Refus de l’avenir

Vu de la Silicon Valley, le référendum annoncé par les milieux économiques et l'UDC contre la Stratégie énergétique 2050 votée par les Chambres fin  septembre a quelque chose de très exotique. Non seulement en raison de la distance – près de 10'000 kilomètres, 9 fuseaux horaires – mais surtout de l'appréhension qu'elle exprime. Comment peut-on s'abstraire à ce point du futur?

Les référendaires dénoncent "un grand paquet de redistribution de subventions qui coûtera cher aux PME et aux ménages et qui nécessitera l’importation de courant étranger produit à l’aide de charbon ou de nucléaire français", selon le président de l'UDC Albert Rösti. C'est peut-être vrai. Mais au moins ce grand paquet a-t-il le mérite de donner une direction claire au marché en faveur des énergies renouvelables. Une direction qui, de toute façon, va être prise par l'économie, en dépit des Neinsager.

Cette direction, deux poids lourds de l'industrie automobile l'ont confirmée, pour leur secteur, lors d'une conférence pour spécialistes de la branche tenue à huis-clos cette semaine à l'Automotive Innovation Facility de l'Université de Stanford, le coeur académique de la Silicon Valley. En l'occurrence, l'industrie qu'ils ont dirigée est en train de vivre une révolution fondamentale. Au terme de celle-ci, les voitures seront non seulement intelligentes. Mais aussi, et c'est encore plus important, ouvertes à toutes les sources d'énergie: électricité, piles à combustible, etc. "Elles seront beaucoup plus légères aussi", a précisé l'un de ces deux dirigeants.

Exit donc les gros monstres qui encombrent nos routes, et dont les Etats-Unis se sont – dommage pour eux – faits les champions.

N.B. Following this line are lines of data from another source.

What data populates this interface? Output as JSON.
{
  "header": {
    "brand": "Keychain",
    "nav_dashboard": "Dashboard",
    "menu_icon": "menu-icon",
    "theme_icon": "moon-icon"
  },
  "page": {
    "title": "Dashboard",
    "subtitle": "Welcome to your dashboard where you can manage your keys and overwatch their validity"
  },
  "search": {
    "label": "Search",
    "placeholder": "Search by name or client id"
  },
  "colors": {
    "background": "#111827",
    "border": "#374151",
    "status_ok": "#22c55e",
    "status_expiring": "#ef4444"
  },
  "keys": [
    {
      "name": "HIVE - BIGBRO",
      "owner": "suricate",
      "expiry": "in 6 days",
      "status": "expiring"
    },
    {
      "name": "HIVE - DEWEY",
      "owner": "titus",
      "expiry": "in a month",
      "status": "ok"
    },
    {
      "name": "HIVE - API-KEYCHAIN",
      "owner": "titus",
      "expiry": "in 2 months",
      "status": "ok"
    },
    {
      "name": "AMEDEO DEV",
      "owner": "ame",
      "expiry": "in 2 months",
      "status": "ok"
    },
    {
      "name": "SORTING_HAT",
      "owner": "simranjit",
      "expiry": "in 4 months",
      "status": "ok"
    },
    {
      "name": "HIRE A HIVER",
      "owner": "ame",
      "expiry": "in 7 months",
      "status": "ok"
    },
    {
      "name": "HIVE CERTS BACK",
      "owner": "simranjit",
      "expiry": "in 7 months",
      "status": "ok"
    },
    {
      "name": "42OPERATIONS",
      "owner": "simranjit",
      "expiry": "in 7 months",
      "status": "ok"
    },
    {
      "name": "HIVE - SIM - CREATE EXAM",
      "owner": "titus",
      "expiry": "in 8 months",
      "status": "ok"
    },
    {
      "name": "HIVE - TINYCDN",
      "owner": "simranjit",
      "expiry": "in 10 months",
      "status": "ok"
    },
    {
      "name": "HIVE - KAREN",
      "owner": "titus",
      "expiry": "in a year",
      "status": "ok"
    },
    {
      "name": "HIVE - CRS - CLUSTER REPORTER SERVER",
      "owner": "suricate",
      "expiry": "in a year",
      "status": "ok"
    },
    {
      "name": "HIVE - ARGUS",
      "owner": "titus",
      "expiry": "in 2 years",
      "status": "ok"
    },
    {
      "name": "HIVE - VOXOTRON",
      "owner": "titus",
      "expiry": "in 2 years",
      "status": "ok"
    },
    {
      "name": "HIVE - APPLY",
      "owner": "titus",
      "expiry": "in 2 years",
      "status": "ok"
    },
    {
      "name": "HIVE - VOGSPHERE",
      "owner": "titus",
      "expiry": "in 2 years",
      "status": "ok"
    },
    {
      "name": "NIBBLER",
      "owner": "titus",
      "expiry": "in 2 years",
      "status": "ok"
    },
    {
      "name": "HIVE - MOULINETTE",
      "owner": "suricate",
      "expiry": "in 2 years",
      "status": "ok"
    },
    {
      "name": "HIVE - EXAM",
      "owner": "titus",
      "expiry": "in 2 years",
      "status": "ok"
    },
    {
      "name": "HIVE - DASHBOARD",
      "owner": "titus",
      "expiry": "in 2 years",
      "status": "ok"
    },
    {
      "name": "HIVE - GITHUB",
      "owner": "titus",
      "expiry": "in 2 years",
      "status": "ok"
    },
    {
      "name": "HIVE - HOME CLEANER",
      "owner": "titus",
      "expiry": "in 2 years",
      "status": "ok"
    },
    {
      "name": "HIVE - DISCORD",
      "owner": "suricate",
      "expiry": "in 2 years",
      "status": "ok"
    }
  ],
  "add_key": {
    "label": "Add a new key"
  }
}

Exit aussi, par conséqunt, toutes ces infrastructures grosses consommatrices irraisonnées d'énergie, et qui survivent grâce aux bas prix des énergies fossiles (sans assumer le prix environnemental). Et ce n'est qu'un exemple de la mutation fondamentale de notre infrastructure industrielle et des transports qui s'est engagée.

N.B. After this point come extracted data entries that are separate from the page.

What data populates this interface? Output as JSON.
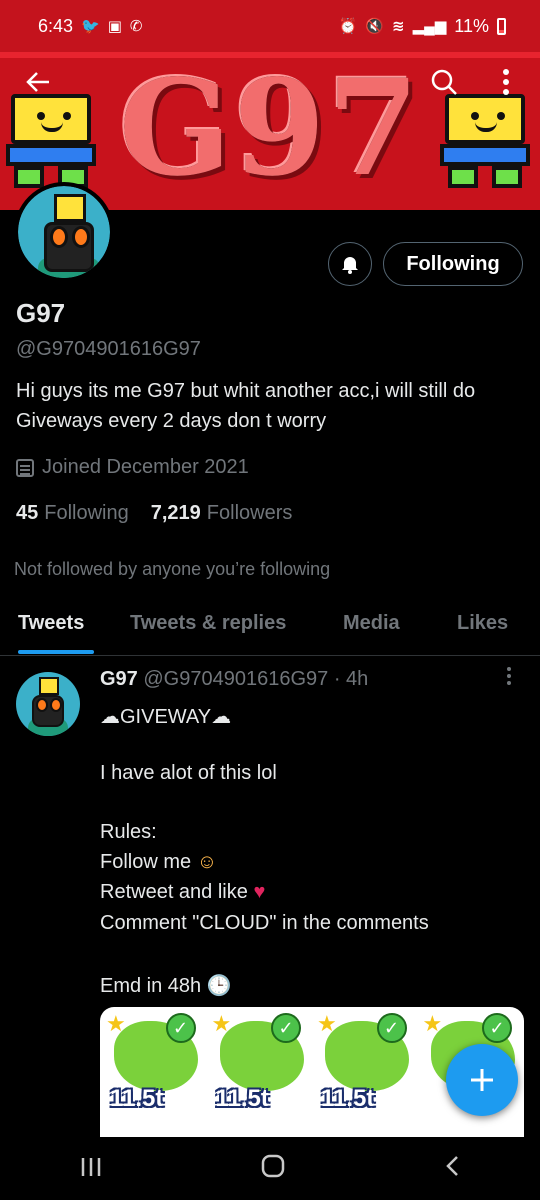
{
  "status_bar": {
    "time": "6:43",
    "battery": "11%"
  },
  "banner": {
    "text": "G97"
  },
  "profile": {
    "name": "G97",
    "handle": "@G9704901616G97",
    "bio": "Hi guys its me G97 but whit another acc,i will still do Giveways every 2 days don t worry",
    "joined": "Joined December 2021",
    "following_count": "45",
    "following_label": "Following",
    "followers_count": "7,219",
    "followers_label": "Followers",
    "not_followed": "Not followed by anyone you’re following",
    "following_button": "Following"
  },
  "tabs": [
    "Tweets",
    "Tweets & replies",
    "Media",
    "Likes"
  ],
  "tweet": {
    "name": "G97",
    "meta": "@G9704901616G97 · 4h",
    "title": "GIVEWAY",
    "lines": [
      "I have alot of this lol",
      "Rules:",
      "Follow me",
      "Retweet and like",
      "Comment \"CLOUD\" in the comments",
      "Emd in 48h"
    ],
    "pet_label": "11.5t"
  },
  "icons": {
    "back": "arrow-left-icon",
    "search": "search-icon",
    "more": "more-vertical-icon",
    "bell": "bell-icon",
    "compose": "plus-icon"
  },
  "colors": {
    "accent": "#1d9bf0",
    "banner": "#c8121c",
    "muted": "#71767b"
  }
}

Les référendaires, par leur combat, ne font que retarder l'inéluctable. Et empêchent la Suisse, et son économie, de l'aborder de façon organisée et rationnelle.

Yves Genier

Journaliste économique depuis le milieu des années 1990, historien de formation, je suis particulièrement intéressé aux questions bancaires, financières, fiscales et, naturellement, macroéconomiques et leurs conséquences politiques et sociales.